This is what happens when you trifle with the Waitangi Tribunal. Tongariro erupts. The mountain speaks. No, more than speaks, it blows its top. It writes its umbrage large in fire and smoke and wrathful rumbles. And, suddenly, the roads are closed and there's ash all over the veggies and, within hours, making nature's outrage plain in every trifler's nostril, Wellington is reeking of sulphur.
Mind you, that's not very surprising. Wellington's always reeked of sulphur - it's the smell of people selling their souls to the Devil. Which is what you've got to do in that unsteady hamlet if you want to get ahead. In that sense, the Tongariro pong was basically just more of the same really, something else that got up people's noses.
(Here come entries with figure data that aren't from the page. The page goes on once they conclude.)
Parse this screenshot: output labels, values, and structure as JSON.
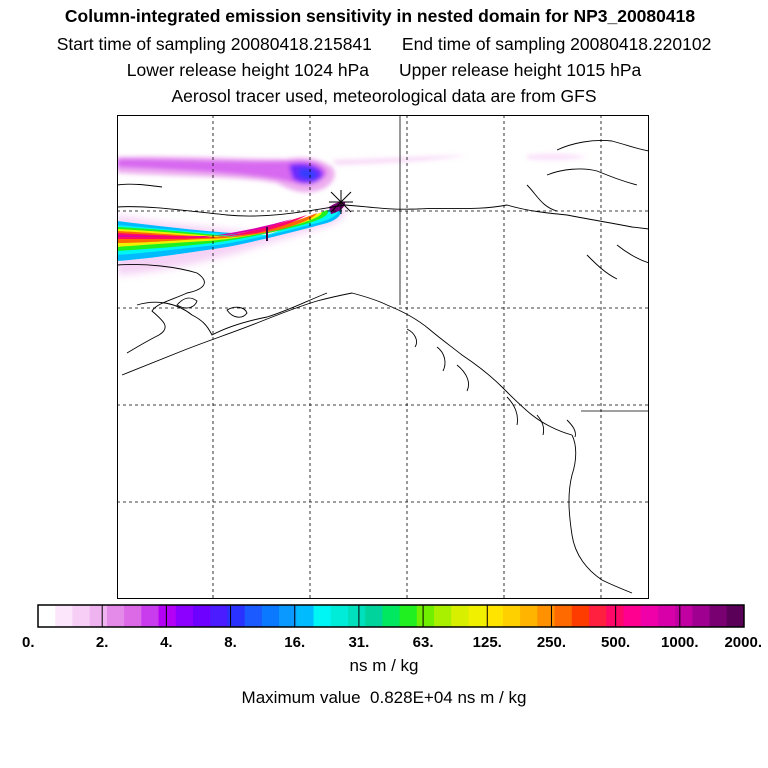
{
  "header": {
    "title": "Column-integrated emission sensitivity in nested domain for NP3_20080418",
    "start_time": "Start time of sampling 20080418.215841",
    "end_time": "End time of sampling 20080418.220102",
    "lower_release": "Lower release height 1024 hPa",
    "upper_release": "Upper release height 1015 hPa",
    "tracer_info": "Aerosol tracer used, meteorological data are from GFS"
  },
  "colorbar": {
    "labels": [
      "0.",
      "2.",
      "4.",
      "8.",
      "16.",
      "31.",
      "63.",
      "125.",
      "250.",
      "500.",
      "1000.",
      "2000."
    ],
    "colors": [
      "#ffffff",
      "#fbe6fb",
      "#f6cef6",
      "#efb4ef",
      "#e48ae8",
      "#dc6ae6",
      "#c93cee",
      "#b400f5",
      "#8c00ff",
      "#6e00ff",
      "#4a1cff",
      "#2a32ff",
      "#1a5aff",
      "#0a78ff",
      "#0a9aff",
      "#00bcff",
      "#00f5f5",
      "#00ecd8",
      "#00e0bc",
      "#00d49c",
      "#00e860",
      "#20f020",
      "#70f000",
      "#a8f000",
      "#d8f000",
      "#f0f000",
      "#ffe400",
      "#ffd000",
      "#ffb400",
      "#ff9000",
      "#ff6a00",
      "#ff3c00",
      "#ff2040",
      "#ff0868",
      "#ff0090",
      "#f000a8",
      "#d800a8",
      "#c000a0",
      "#a00090",
      "#780070",
      "#5a0058"
    ]
  },
  "units": "ns m / kg",
  "max_value": "Maximum value  0.828E+04 ns m / kg"
}
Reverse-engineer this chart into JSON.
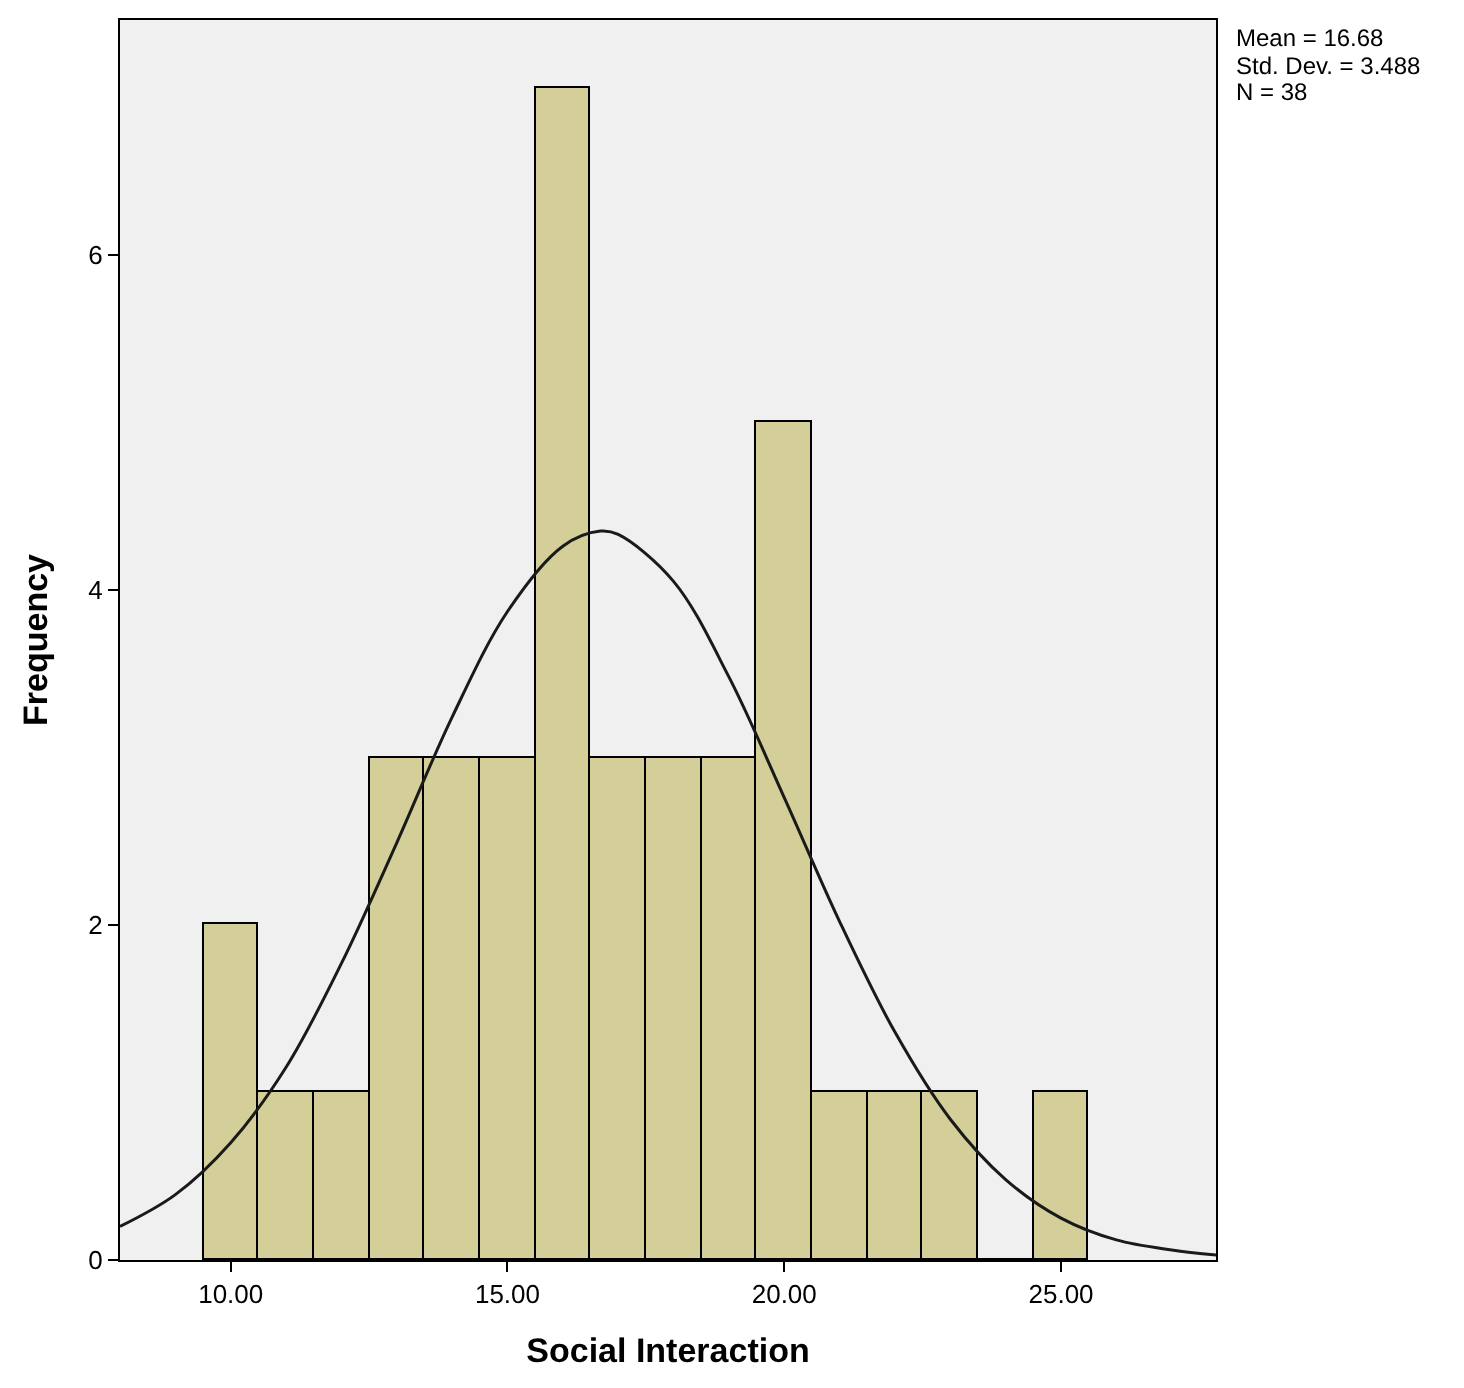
{
  "chart_data": {
    "type": "histogram",
    "xlabel": "Social Interaction",
    "ylabel": "Frequency",
    "bins": [
      9.5,
      10.5,
      11.5,
      12.5,
      13.5,
      14.5,
      15.5,
      16.5,
      17.5,
      18.5,
      19.5,
      20.5,
      21.5,
      22.5,
      23.5,
      24.5,
      25.5
    ],
    "series": [
      {
        "color": "#d4cf99",
        "values": [
          2,
          1,
          1,
          3,
          3,
          3,
          7,
          3,
          3,
          3,
          5,
          1,
          1,
          1,
          0,
          1
        ]
      },
      {
        "type": "line",
        "color": "#1a1a1a",
        "x": [
          8,
          9,
          10,
          11,
          12,
          13,
          14,
          15,
          16,
          16.68,
          17,
          18,
          19,
          20,
          21,
          22,
          23,
          24,
          25,
          26,
          27,
          27.8
        ],
        "values": [
          0.2,
          0.39,
          0.7,
          1.15,
          1.77,
          2.49,
          3.24,
          3.87,
          4.26,
          4.35,
          4.33,
          4.05,
          3.48,
          2.76,
          2.02,
          1.36,
          0.84,
          0.48,
          0.25,
          0.12,
          0.06,
          0.03
        ]
      }
    ],
    "xlim": [
      8,
      27.8
    ],
    "ylim": [
      0,
      7.4
    ],
    "xticks": [
      {
        "value": 10,
        "label": "10.00"
      },
      {
        "value": 15,
        "label": "15.00"
      },
      {
        "value": 20,
        "label": "20.00"
      },
      {
        "value": 25,
        "label": "25.00"
      }
    ],
    "yticks": [
      0,
      2,
      4,
      6
    ],
    "annotations": [
      "Mean = 16.68",
      "Std. Dev. = 3.488",
      "N = 38"
    ],
    "grid": false
  }
}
And there's nothing that won't get up a Wellington nose at some time or other. The poor dears take offence more often than most of us draw breath. You can guarantee there'll be somebody in the bureaucracy, right now, peg on nose, busily drafting an amendment to prohibit any future unsolicited discharge of volcanic odours without full public consultation and a resource consent.
So, if the effects of Tongariro's conniption were felt only in Wellington, most of us would just say, "Serves them right", and go about our saintly lives. After all, we weren't the ones who trifled with the tribunal and roused Mahuika's ire.
But sadly, it's worse than that; much worse. Because the Olympics have gone pear-shaped as well. Things were going spiffingly there for a while - well, until Monday, anyway. Everything was hunky dory. The bee's knees weren't a patch on ours. We were kicking butt, whuppin' ass, cock-a-hoop, ruling the roost, top of the medal table, Number One on a per capita basis.
Not any more, though. The moment our mountain went Vesuvial, London turned to custard city; hopes dashed, forms unfilled, boxes left unticked, paperwork incomplete, putters put out, runners left behind, the wheels falling off our chariots of fire. Suddenly, that leathery lass, Matilda, was waltzing away with the medals and we were back in the pack again, pipped at the post, passed in the straight, no longer top of the charts, our bragging rights up in smoke.
And it serves us right, ladies and gentlemen. This is what happens when you trifle with the Waitangi Tribunal. When you trifle with the Waitangi Tribunal, you don't just upset thin-skinned judges who consider it "inappropriate" for any cheeky sods - including their employers - to ask important people like them if they could, possibly, maybe, finish their report a wee bit sooner than planned.
No, indeed not; because, as we now see all too clearly, when you trifle with the Waitangi Tribunal, you offend the spirits as well as the judges and bring smoke, sulphur, lamentation and clerical error upon yourself.
On our heads be it, folks. We let it happen. We allowed mere mortals to trifle with the tribunal. We are culpable.
But stay your shamefaced tears a while. For there's a bright side here, a silver lining in this cloud of ash. If nothing else, Tongariro has spared us some embarrassment. Suppose it hadn't erupted and we were still Numero Uno (per capita-wise) on the medal table. And suppose all manner of hale and hearty, fit and healthy folk therefore said to themselves, "Mein Gott, sacre bleu, zat iz ze country pour moi. Hey up, luv, 'appen we'll emigrate and live a mucho grande vida there."
Then, when these folk from many climes arrive, lured by our unassailable sporting prowess and a desire to share its benefits and rewards, they very quickly discover that while we may be terrific rowers, for example, in these here parts, we can't even sort out who owns the flaming water we scull on.
Instead, they discover - or would have if Tongariro hadn't done its thing - that our sporting successes aren't replicated in other, arguably more important areas of our national life. When it comes to getting on track, playing as a team and going for gold in those areas, we don't. Fractious, squabbling, ably abetted by divisive legislation and establishment intransigence, we've made a bugger's muddle of our own Games, ticking all the wrong boxes and missing more targets than a blindfolded archer.
Put bluntly, what we achieve in sport, we don't achieve in some of life's other events.
In fact, if shooting yourself in the foot was an Olympic sport, we'd be guaranteed to get gold. As we would for going round in circles and tying ourselves in knots - not to mention flogging a dead horse, tripping ourselves up, missing the point, losing the plot and going backwards fast.
At least Tongariro's ire has spared us that indignity. We needn't worry about new arrivals chortling behind our blundering backs. For now, at least, our secret is safe.
Guilty we may feel for trifling with the tribunal, yet that must stand as some small consolation.